Voltage of capacitor in underdamped RLC circuit

I have this circuit:

simulate this circuit – Schematic created using CircuitLab

If the capacitor is precharged this circuit has an underdamped response and for VC1 = 10V the equation for current I(t)=1.05e^(-5t)sin(95t)A

How do find the equation for voltage across C1? Can I use this formula? $$\Vc1 = Vo+\frac{1}{C}*\int(I(t)dt)\$$?

• An underdamped oscillator will have an exponential decay term. Jun 2, 2021 at 20:22
• Yes sorry I only wrote part of the expression now it is corrected. Jun 2, 2021 at 20:24
• btw - I don't think your value of 95 is correct. It should be $\sqrt{10000-25} = 99.87...$ Jun 2, 2021 at 22:13
• @ErikR the neper frequeny is equal to 5.So the frequency of the underdamped oscillation is natural frequency-neper frequency = 100-5=95 rad/s. Jun 2, 2021 at 23:31
• I'd double check that... everything I've seen says $\omega_d^2 = \omega_0^2 - \alpha^2$ where $\omega_d$ is the damped frequency, $\omega_0$ is the natural frequency and $\alpha$ is the neper frequency. Jun 3, 2021 at 0:23

Now you can look up the exponential waveform for this initial condition that includes Q or ζ=1/2Q . this is your homework.

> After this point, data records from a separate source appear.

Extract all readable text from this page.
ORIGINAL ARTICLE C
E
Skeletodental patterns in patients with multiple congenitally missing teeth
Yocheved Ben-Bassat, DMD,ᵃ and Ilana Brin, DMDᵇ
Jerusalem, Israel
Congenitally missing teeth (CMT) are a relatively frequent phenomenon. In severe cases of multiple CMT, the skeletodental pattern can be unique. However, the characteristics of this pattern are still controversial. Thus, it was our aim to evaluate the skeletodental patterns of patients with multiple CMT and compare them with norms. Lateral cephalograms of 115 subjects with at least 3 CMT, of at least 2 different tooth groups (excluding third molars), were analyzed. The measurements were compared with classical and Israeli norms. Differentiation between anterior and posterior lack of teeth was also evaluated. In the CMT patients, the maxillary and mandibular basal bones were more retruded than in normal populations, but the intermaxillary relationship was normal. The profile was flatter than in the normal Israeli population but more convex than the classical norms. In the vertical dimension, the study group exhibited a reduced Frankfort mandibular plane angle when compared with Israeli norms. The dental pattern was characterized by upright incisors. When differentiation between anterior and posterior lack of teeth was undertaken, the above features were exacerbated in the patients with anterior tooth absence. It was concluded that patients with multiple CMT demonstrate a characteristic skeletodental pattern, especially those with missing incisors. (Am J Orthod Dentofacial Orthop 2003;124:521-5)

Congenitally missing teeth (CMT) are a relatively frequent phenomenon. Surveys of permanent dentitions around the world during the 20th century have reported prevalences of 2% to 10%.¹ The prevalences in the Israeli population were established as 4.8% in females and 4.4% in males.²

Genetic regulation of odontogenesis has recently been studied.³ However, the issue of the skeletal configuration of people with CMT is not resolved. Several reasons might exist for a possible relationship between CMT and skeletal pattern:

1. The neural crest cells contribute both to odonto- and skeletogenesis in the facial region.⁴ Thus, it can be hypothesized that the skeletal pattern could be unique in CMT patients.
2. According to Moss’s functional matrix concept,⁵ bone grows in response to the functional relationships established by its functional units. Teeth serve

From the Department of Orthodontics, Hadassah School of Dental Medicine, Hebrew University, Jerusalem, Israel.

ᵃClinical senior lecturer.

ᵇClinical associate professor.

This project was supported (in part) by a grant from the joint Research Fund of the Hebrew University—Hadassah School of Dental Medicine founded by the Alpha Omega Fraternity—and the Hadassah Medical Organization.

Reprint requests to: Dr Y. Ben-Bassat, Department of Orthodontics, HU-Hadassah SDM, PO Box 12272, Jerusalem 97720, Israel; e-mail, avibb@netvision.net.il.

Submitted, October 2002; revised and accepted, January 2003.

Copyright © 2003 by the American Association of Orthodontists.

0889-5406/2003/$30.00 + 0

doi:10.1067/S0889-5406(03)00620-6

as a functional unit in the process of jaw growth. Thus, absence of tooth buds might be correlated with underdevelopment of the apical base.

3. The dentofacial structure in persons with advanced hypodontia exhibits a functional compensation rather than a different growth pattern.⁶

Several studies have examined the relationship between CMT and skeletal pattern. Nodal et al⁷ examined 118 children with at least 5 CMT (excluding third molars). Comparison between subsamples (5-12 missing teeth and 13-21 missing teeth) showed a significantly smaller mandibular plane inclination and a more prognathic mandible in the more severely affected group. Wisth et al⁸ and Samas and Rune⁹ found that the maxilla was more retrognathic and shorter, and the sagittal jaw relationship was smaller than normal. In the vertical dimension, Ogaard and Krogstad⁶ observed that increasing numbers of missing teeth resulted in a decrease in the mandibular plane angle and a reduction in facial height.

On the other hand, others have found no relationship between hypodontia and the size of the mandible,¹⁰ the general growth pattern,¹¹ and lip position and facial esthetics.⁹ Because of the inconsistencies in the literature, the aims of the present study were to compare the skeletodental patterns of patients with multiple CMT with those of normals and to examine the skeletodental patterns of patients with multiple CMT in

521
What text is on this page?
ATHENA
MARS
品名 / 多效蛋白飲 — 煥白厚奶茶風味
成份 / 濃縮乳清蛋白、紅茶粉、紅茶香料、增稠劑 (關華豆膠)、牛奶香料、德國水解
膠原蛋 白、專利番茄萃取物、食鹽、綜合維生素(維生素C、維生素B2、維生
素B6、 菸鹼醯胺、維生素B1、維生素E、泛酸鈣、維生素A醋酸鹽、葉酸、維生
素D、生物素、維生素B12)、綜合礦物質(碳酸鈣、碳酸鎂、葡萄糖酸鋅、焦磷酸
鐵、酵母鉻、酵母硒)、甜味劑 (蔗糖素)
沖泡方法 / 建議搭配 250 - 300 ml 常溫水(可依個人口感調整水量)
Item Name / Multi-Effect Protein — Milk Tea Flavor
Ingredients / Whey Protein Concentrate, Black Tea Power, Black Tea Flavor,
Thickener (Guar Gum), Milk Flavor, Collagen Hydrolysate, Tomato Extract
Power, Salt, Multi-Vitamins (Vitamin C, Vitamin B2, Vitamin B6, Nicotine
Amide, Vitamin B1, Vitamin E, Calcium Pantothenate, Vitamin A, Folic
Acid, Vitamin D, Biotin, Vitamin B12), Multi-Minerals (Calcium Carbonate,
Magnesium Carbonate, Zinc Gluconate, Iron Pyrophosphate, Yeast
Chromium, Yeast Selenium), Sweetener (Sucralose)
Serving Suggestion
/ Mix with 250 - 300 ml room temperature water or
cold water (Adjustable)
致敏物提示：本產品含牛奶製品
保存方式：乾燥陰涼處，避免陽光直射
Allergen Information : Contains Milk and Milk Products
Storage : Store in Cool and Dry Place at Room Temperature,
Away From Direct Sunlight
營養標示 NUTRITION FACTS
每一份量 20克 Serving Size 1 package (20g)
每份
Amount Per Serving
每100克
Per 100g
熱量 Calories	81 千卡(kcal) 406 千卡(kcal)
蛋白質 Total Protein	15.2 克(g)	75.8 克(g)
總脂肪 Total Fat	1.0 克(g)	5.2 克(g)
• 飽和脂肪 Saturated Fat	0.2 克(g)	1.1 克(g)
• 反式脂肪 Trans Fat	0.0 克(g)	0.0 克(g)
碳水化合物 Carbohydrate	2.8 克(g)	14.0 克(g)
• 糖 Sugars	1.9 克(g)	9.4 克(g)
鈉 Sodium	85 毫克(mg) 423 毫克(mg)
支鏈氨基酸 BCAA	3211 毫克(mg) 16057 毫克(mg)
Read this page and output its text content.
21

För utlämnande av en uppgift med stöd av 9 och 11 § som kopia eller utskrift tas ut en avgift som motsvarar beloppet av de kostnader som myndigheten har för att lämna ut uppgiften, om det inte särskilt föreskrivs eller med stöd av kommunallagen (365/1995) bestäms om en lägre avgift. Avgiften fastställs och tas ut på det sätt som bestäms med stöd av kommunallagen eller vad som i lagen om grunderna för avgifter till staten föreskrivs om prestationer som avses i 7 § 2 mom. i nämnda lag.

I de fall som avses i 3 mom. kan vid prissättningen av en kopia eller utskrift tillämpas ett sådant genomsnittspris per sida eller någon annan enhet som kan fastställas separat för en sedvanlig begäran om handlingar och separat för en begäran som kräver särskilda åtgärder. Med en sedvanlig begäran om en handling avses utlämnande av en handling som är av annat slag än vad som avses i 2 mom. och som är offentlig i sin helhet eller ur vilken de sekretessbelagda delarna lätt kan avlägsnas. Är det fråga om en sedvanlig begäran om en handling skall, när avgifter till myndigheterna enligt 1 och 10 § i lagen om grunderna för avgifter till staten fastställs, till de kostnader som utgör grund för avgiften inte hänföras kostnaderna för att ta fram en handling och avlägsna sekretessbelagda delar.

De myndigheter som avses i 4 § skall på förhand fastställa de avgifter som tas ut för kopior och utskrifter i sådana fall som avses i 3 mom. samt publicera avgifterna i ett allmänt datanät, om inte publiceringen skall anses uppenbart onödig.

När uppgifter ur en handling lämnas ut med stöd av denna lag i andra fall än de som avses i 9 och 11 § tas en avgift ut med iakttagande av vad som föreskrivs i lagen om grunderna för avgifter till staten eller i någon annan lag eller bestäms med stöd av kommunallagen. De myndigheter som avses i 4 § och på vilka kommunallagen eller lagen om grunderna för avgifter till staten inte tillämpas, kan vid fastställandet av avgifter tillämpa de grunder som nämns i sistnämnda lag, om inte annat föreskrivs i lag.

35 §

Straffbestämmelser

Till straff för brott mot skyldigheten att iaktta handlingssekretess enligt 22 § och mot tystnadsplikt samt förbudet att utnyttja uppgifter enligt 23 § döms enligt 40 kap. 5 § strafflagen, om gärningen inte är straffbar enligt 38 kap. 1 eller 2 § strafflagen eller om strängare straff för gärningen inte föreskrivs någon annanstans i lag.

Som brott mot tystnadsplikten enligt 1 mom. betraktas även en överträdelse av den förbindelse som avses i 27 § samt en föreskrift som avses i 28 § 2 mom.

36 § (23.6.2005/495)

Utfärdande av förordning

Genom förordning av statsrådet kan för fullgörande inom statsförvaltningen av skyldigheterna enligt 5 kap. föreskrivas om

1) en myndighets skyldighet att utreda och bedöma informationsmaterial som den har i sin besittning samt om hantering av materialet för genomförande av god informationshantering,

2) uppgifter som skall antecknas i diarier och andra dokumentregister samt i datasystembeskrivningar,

This is how I started doing it in 1975. It still works.

• Cant I solve it algebraically? Jun 2, 2021 at 21:04
• Jun the impedances are on the graph, yes you can solve that in time or frequency domain Jun 2, 2021 at 21:28
• electronics.stackexchange.com/search?q=rlc Jun 2, 2021 at 21:33

Since you already have the equation for $$\I(t)\$$, if you want to solve it algebraically I would start with this KVL equation:

$$L\frac{d}{dt}I(t) + RI(t) + V_C(t) = 0$$ or $$V_C(t) = - L\frac{d}{dt}I(t) - RI(t)$$

You'll get a combination of $$\\sin\$$ and $$\\cos\$$ terms, e.g.

$$A\cos 95t + B\sin 95t$$

You can transform that into the form $$\C\sin(95t + \delta)\$$ by solving:

$$C = \sqrt{A^2+B^2}, \sin\delta = \frac{A}{C}, \cos\delta = \frac{B}{C}$$

Update: If you follow through with this approach you should be able to derive this:

$$V_C(t) = -I_0\sqrt{\frac{L}{C}}e^{-\gamma t}\cos(\omega t - \delta)$$ where $$\\sin \delta = \frac{RC}{2\sqrt{LC}}\$$ and the current is given by $$\I(t) = I_0e^{-\gamma t}\sin \omega t \$$. And don't forget about the approximation $$\\sin \delta = \delta\$$ for small values of $$\\delta\$$.